In social and public health terms, we often have to use concepts that derive entirely from instruments of observation, with results that are highly artefactual. Any individual with a fixed abode (and therefore a postcode in the UK) will be linked to various physical and administrative geographies at which social and health-related concepts are calculated and presented. The Indicators of Multiple Deprivation are issued at Super Output Area level; census data is published at Output Area Level; life expectancy is likely to be calculated at local authority ward level, at LA or PCT level. Without borders we could not talk about, describe or analyse, but each choice of border creates its own set of artefacts.

The two maps below show the Index of Multiple Deprivation (IMD) 2004 for the London Borough of Lewisham at, firstly, Lower Super Output Level (SOA), and secondly at electoral ward level. Neither is 'wrong'. The SOA map shows a higher level of variation and granularity; the ward map can be linked to services provided, and is more easily interpreted by local councillors. The maps, and the differences between them, are artefacts of the level of description chosen.

In 2003-5, male life expectancy at birth was about 76.5 years for those born in England, and very similar for the London-born (LB).
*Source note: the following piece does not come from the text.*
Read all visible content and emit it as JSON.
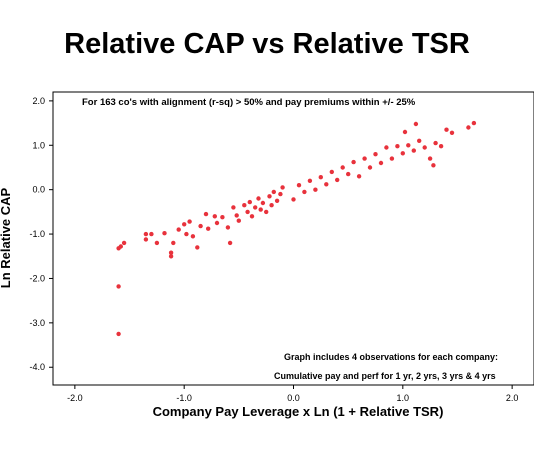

A male born in LB Lewisham during the same period had a life expectancy of 75. One born in the electoral ward of New Cross (which includes Lewisham) had a life expectancy of only 70. Again, the choice of unit affects the quantity measured.

It has been suggested, given the artefactual nature of the methods, that the entire spectrum of sociological vocabulary may describe only artefacts, with nothing of substance to underpin it. Such claims have been made for the possible explanations of health inequalities in the Black Report (1980), that is, that the association between social class and health is purely an artefact of the way these concepts are measured. This argument is undermined by the fact that inequalities have been demonstrated using a number of different systems of measurement of social class. Nonetheless, health practitioners need to take care in creating and choosing instruments for measurement and analysis, and to be consciously aware of potential artefactual consequences.